Moreover, the higher the hCG levels, the worse the nausea and vomiting generally are. This finding has not been universally accepted, however. Again, different hCG isoforms exist, with different effects on the receptors for luteinizing hormone (LH) and thyroid-stimulating hormone (TSH). These may vary in different women, accounting for the variation in morning sickness between individuals.
Estrogen and progesterone are also implicated, and these are high in women with low parity or increased body mass. Estrogen slows gastric transit time and emptying via a nitric oxide-mediated mechanism, which may subsequently contribute to the phenomenon of morning sickness. Progesterone may also do the same thing. However, it is not proven that gastric motility does indeed slows down during pregnancy, though intestinal motility is affected.

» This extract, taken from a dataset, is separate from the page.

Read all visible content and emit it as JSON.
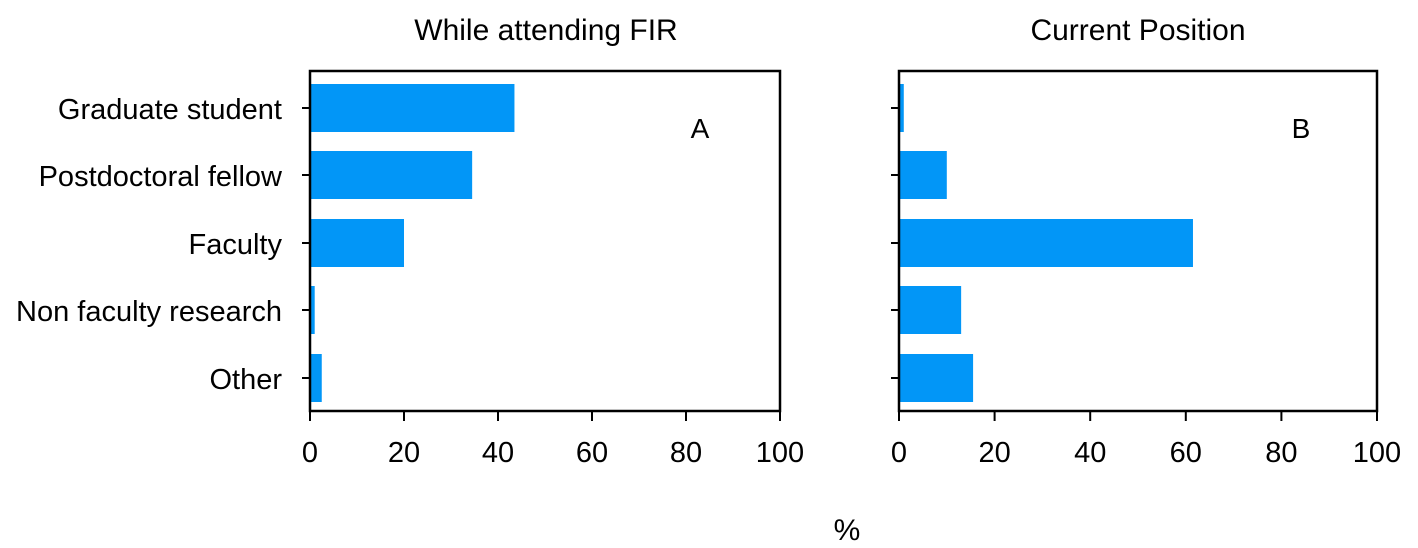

Other cytokines such as prostaglandin E2 (PGE2), interleukin 1β (IL-1β), and tumor necrosis factor α (TNFα) may also be involved; however, the evidence is inconclusive. Increased immunologic activation has been thought to take place, as shown by high levels of T-helper cell activation, IL-4, TNF-α, IL-6, and other molecules, but this may be a compensatory reaction to the normal immunosuppression resulting from starvation, which may occur in HG.
H. pylori is a possible risk factor for morning sickness, and higher levels of infection are possibly associated with higher severity. Its role may be to enhance the hormone and neural dysfunction of the stomach, worsening nausea and vomiting in women infected by this infection.
Most women, however, are asymptomatic. Some studies do suggest that eradication of H. pylori does reduce morning sickness and should be done in cases when the symptoms resist all forms of conventional treatment. Otherwise, treatment should be given after lactation is completed.
Finally, it is postulated that morning sickness may be a physical manifestation of mental conflict over the presence of the baby, as it is more likely to happen with unplanned or unwanted pregnancies. Other mental disorders associated with HG include neurosis, depression over poverty or family conflicts, as well as a lack of acceptance of one’s femininity and/or of the pregnancy. However, much more evidence is needed, as the disorder of the psyche could be the result and not the cause of the vomiting.